London Times - Mayhem at Victoria & Albert Lecture - 47 Dead 8 Injured
|15 February 1892 - Victoria & Albert Museum, London
Mayhem struck last night at a scientific lecture on a recently-discovered continent in the Antarctic by the famed explorer Professor James Appleton and his daughter, Professor Jennifer Appleton.
Shortly after the lecture started, a gas line explosion rocked the museum's Lecture Theater which was, at the time, occupied by fifty-two attendees of the scientific community across a number of disciplines. The explosion blew the main doors into the crowd, dropping a central opera box and a large portion of the ceiling onto the unsuspecting crowd. James Appleton and forty-six guests were killed. Jennifer Appleton - shielded by the stone lectern at which she was speaking - was spared with only minor injuries.

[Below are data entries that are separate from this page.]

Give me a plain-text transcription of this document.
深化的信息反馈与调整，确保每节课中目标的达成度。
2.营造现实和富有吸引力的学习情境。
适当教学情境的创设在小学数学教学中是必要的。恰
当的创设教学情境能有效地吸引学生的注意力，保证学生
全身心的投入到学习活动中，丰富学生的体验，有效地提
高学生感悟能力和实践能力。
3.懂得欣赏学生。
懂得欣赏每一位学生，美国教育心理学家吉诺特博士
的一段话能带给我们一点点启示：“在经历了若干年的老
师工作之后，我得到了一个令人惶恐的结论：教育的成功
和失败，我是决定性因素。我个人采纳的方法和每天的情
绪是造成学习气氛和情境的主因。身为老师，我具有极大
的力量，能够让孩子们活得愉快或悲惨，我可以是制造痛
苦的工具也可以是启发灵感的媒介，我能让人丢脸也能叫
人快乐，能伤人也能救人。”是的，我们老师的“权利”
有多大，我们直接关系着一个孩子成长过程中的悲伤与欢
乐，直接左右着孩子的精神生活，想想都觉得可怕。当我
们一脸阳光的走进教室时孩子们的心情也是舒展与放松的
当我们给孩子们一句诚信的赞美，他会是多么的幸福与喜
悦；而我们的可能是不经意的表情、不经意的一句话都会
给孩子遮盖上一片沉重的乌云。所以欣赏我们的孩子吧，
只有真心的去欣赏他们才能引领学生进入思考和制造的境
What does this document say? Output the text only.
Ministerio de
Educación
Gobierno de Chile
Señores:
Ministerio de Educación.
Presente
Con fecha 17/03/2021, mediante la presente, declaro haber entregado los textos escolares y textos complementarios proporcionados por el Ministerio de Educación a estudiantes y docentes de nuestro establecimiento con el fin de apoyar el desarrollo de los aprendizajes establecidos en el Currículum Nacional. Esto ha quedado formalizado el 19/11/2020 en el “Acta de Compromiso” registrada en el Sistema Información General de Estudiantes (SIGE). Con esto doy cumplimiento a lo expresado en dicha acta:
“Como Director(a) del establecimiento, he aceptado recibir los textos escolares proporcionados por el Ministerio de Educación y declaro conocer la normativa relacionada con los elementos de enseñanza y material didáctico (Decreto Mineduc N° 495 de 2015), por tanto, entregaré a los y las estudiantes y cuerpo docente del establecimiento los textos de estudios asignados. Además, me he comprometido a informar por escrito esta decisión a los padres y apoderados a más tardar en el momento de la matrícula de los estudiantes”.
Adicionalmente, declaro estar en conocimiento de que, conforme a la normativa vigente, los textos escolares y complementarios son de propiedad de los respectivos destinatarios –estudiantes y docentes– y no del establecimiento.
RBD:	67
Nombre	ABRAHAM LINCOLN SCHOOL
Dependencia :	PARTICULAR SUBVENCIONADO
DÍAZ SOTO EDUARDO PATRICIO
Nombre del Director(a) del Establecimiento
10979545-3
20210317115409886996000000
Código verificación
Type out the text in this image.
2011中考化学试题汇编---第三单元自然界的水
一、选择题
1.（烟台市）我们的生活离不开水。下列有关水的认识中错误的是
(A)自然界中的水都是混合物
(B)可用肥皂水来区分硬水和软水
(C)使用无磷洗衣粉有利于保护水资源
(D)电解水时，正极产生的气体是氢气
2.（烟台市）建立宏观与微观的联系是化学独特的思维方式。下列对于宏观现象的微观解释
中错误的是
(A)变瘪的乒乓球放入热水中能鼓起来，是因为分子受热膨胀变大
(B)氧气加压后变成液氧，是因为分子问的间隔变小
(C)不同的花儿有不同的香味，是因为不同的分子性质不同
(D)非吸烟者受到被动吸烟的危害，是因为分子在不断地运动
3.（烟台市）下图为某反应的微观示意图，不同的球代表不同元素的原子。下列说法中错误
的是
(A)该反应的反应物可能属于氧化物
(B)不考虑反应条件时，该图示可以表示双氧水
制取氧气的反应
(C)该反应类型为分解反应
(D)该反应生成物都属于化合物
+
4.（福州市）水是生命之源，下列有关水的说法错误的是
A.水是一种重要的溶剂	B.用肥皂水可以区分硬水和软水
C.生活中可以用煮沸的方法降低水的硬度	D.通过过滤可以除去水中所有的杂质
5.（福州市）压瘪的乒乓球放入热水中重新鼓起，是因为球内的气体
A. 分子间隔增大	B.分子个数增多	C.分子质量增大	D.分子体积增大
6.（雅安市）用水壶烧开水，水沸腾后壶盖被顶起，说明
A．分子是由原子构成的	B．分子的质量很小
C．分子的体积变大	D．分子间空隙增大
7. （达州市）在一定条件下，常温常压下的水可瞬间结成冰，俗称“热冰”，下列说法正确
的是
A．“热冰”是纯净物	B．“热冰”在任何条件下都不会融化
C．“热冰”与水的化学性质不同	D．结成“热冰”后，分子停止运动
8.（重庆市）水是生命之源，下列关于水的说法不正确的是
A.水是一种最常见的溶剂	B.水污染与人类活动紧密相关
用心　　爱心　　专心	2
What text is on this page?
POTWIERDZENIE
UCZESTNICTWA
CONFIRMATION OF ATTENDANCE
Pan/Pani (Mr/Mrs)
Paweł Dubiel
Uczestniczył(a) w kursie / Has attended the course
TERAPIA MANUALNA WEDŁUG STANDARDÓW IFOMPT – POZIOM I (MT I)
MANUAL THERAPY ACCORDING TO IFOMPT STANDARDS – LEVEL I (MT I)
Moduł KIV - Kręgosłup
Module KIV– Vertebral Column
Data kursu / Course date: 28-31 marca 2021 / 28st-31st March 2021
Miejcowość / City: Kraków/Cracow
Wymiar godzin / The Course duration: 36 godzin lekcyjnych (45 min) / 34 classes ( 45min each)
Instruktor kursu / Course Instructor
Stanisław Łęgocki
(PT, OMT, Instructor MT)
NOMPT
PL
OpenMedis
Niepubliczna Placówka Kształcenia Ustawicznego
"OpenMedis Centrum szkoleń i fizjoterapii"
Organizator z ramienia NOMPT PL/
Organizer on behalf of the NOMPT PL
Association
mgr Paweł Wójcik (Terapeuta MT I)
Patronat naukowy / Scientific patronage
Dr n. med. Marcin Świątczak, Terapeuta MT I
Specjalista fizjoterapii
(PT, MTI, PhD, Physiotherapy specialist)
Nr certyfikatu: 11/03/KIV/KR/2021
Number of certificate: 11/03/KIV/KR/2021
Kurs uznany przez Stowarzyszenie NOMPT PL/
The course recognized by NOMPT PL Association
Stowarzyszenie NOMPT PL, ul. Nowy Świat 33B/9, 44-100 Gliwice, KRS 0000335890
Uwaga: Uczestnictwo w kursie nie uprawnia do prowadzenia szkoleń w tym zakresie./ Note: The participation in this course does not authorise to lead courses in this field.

Foul play is suspected as Jennifer described to Scotland Yard inspectors several men in red robes, claiming to be from the fringe cult the Children of Mu, entered the room shortly after the blast occurred in an attempt to steal the artifacts that the Appletons were presenting. Jennifer, with the aid of four surviving guests - led by Professor Georgina Rukhs who is curating an Egyptian exhibit currently being staged at the V&A - escaped from the cultists.
The cultist leader has been identified, although that information has not been released to the press.
Of the artifacts, a scroll and necklace were destroyed in the melee, but the remaining items - gold coins, books, an iron dagger, and a pair of gauntlets - remain intact. It is unclear whether proof of the lost continent is still possible without Professor Appleton and the destroyed artifacts.
The only other fatality was suffered by Thomas Billingsley, a researcher in the employ of the Appletons. Working in the nearby Science School building, Thomas was found unconscious in his lab where he was working to extract an insect from the black amber necklace found at the site. Reports are that the necklace exploded when cut, causing the wounds to Billingsley. Billingsley later died of his wounds.
The only other item missing was a painting from the Sheepshanks Gallery. Entitled "Moonlight Coastal Scene", it was painted by J.W. Charmichael in 1840 and was on loan from Cragside House.
Report any tips on this incident to Inspector Smythe at Scotland Yard.